4. Print metrics to verify baseline performance.

**Outputs:**

- `experiments/baseline/test.src`
- `experiments/baseline/test.ref`
- `experiments/baseline/hyp.txt`
- `experiments/baseline/metrics.json`

In [3]:
from pathlib import Path
import pandas as pd

pivot_model = "facebook/nllb-200-distilled-600M"
root = Path("..") # project root (one level up from notebooks/)
pp   = root / "data" / "processed"
exp  = root / "experiments" / "baseline"
exp.mkdir(parents=True, exist_ok=True)

# Load test TSV using pandas' interpretation
df = pd.read_csv(pp / "test.tsv", sep="\t", header=None, names=["src","tgt"])

# Clean target: remove embedded newlines, excess whitespace
df["tgt"] = (
    df["tgt"]
    .astype(str)
    .str.replace(r"\s+", " ", regex=True)
    .str.strip()
)

# Write clean src and tgt files
df["src"].to_csv(exp / "test.src", index=False, header=False, encoding="utf-8")
df["tgt"].to_csv(exp / "test.ref", index=False, header=False, encoding="utf-8")

print("Prepared:", exp / "test.src", "and", exp / "test.ref", "lines:", len(df))
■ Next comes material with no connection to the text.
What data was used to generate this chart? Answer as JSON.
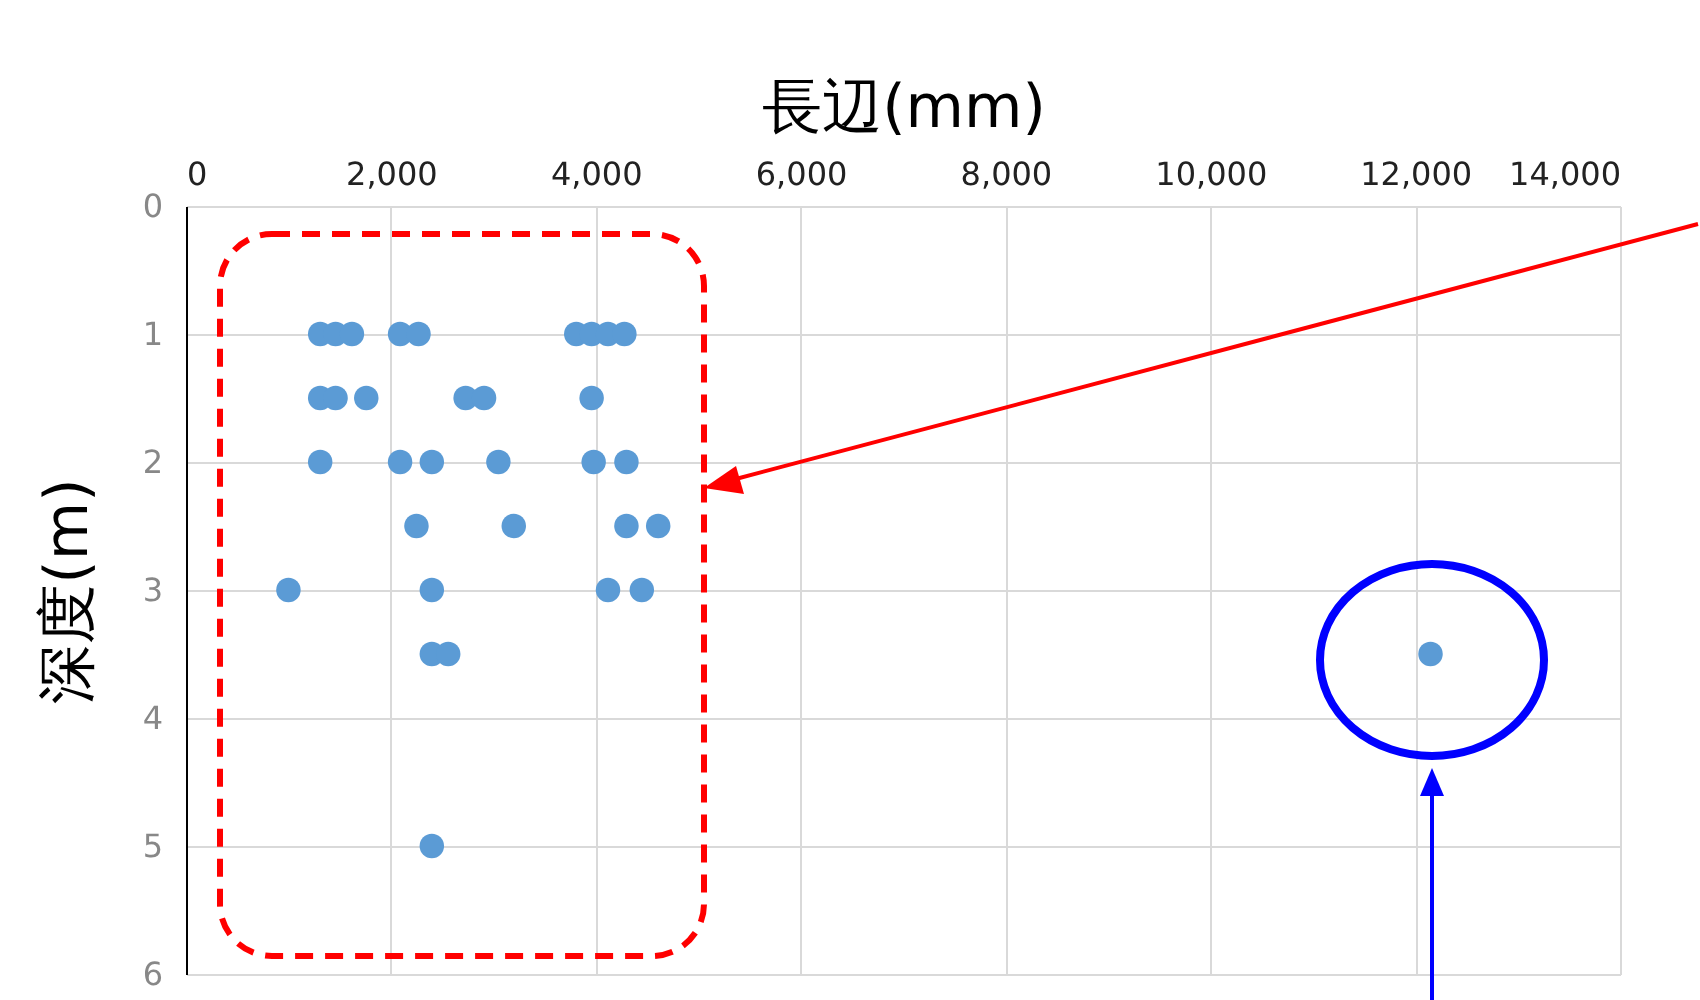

Prepared: ..\experiments\baseline\test.src and ..\experiments\baseline\test.ref lines: 2750


In [None]:
!python ../src/decode/translate_simple.py \
  --model $pivot_model \
  --src ../experiments/baseline/test.src \
  --out ../experiments/baseline/hyp.txt

Loaded 2,750 lines from ..\experiments\baseline\test.src
Loading model: facebook/nllb-200-distilled-600M
Using source=tgl_Latn tag='tgl_Latn' → target=ceb_Latn (id=256035)
Device: cuda | batch=12 | beams=2
✅ Wrote 2750 translations → ..\experiments\baseline\hyp.txt


In [5]:
!python ../src/eval/score.py \
  --ref ../experiments/baseline/test.ref \
  --hyp ../experiments/baseline/hyp.txt \
  --out ../experiments/baseline/metrics.json

{
  "BLEU": 22.95,
  "chrF2": 44.5,
  "ref_len": 114606,
  "sys_len": 88718,
  "signature": "nrefs:1|case:mixed|eff:no|tok:13a|smooth:exp|version:2.5.1",
  "sacrebleu_version": "2.5.1"
}